It exposed Ye to more criticism about his antisemitic views.

Ye received backlash after White Lives Matter shirts—including ones worn by Ye and Candace Owens—were unveiled during his YZY Paris Fashion Week show. As a result, Ye went on several misogynoir and antisemitic rants and was accused of anti-Blackness by community activists.

Instagram locked Ye out of his account after he posted an antisemitic conspiracy theory in screenshots of text messages with Sean "Diddy" Combs.
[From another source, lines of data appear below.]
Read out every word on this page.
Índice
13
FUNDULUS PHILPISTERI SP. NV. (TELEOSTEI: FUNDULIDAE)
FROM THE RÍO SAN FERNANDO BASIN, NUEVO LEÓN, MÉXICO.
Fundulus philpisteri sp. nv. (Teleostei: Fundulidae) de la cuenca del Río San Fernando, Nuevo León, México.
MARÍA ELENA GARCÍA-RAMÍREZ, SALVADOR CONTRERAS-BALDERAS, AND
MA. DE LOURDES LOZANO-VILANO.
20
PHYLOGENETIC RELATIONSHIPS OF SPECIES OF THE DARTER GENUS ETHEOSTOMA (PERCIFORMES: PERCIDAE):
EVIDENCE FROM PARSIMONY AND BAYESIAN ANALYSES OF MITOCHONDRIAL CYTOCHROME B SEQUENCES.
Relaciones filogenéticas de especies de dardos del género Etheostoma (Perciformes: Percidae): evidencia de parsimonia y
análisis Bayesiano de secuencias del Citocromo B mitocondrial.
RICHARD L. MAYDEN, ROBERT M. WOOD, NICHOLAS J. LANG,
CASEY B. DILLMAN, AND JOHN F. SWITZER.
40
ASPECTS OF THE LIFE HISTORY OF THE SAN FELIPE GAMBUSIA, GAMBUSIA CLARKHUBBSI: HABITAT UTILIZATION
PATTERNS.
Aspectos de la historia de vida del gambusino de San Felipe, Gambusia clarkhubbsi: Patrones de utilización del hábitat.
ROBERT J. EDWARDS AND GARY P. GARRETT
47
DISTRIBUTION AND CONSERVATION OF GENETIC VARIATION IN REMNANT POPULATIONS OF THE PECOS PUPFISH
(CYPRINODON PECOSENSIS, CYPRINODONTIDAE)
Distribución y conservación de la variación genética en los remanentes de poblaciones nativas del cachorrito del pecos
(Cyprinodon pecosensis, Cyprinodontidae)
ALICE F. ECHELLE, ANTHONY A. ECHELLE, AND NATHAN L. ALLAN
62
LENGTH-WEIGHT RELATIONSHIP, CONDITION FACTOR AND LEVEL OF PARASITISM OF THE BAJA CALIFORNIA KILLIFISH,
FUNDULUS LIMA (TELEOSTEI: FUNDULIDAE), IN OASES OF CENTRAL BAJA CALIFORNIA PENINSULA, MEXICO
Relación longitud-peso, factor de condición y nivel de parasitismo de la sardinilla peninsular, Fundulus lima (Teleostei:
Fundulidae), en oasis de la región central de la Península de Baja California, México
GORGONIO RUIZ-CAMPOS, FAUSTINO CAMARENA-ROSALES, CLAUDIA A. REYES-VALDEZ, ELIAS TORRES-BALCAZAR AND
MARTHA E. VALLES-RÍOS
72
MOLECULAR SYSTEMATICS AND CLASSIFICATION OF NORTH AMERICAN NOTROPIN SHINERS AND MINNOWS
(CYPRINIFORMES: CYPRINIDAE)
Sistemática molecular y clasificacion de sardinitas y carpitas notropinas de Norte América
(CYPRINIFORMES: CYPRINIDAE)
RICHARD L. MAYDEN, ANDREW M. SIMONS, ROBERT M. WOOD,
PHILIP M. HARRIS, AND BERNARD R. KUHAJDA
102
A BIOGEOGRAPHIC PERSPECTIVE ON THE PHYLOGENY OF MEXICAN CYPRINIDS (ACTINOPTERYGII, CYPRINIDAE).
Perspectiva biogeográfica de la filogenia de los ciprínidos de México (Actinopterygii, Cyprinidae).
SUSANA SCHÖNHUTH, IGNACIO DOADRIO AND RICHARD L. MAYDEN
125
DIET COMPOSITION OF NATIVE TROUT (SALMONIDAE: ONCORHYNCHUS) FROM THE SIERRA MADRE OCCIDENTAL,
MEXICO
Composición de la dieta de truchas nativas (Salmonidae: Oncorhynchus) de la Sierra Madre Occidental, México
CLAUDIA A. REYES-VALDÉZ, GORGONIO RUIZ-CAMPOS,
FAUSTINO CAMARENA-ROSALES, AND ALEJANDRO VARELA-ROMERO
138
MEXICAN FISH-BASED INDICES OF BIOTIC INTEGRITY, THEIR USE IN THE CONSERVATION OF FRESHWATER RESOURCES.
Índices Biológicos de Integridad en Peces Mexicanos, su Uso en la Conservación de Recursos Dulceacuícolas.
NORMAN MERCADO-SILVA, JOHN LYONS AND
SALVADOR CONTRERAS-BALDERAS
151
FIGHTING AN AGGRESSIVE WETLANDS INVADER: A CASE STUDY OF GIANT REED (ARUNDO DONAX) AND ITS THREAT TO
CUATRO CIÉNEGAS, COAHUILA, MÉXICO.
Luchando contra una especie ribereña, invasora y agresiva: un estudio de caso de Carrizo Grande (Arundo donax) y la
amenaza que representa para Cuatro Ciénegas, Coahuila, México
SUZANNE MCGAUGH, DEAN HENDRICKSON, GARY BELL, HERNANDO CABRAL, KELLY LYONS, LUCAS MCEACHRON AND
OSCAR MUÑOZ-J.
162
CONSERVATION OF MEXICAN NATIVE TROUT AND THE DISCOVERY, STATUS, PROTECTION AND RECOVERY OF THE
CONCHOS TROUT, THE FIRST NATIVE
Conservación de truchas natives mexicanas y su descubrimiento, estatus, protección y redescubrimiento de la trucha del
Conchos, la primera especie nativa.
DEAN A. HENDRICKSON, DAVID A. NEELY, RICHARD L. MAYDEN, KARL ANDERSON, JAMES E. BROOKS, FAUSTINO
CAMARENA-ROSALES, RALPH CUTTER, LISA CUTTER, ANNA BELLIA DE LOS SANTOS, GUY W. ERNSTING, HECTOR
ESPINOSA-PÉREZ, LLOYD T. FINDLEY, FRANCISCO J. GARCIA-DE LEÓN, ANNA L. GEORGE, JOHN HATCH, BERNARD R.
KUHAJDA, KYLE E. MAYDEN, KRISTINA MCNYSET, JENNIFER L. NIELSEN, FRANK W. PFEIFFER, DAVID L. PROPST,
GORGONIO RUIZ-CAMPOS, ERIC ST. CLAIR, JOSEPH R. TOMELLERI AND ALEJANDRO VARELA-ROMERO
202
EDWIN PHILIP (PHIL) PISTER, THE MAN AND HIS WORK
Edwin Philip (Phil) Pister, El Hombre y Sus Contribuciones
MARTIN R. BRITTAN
In response, Ye returned to Twitter after a long hiatus to accuse Meta CEO Mark Zuckerberg of personally locking him out of his account after Instagram announced it locked him out for posts that violated its policies. Ye also tweeted he'd go "death con 3 ON JEWISH PEOPLE," prompting media attention and further accusations of antisemitism.

He returned to Instagram late last month, shortly after he was escorted out of the Sketchers headquarters to announce he'd lost $2 billion in one day.

Adidas announced it was ending its $1.5 billion deal with Ye. Additionally, TJX Companies—which owns department stores and TJ Maxx—and Gap said they would no longer sell Ye's apparel.

The losses were significant enough Forbesreported Ye had been knocked off Forbes' billionaires list.

Undeterred, Ye continued to make headlines for sharing antisemitic content, including support for professional basketball player Kyrie Irving who was suspended by the NBA's Brooklyn Nets for sharing a link to an Amazon listing for an antisemitic film that includes denials the Holocaust occurred in addition to other antisemitic conspiracy theories.

Unlike Ye, Irving apologized and stated he was previously unaware of the antisemitism in the film.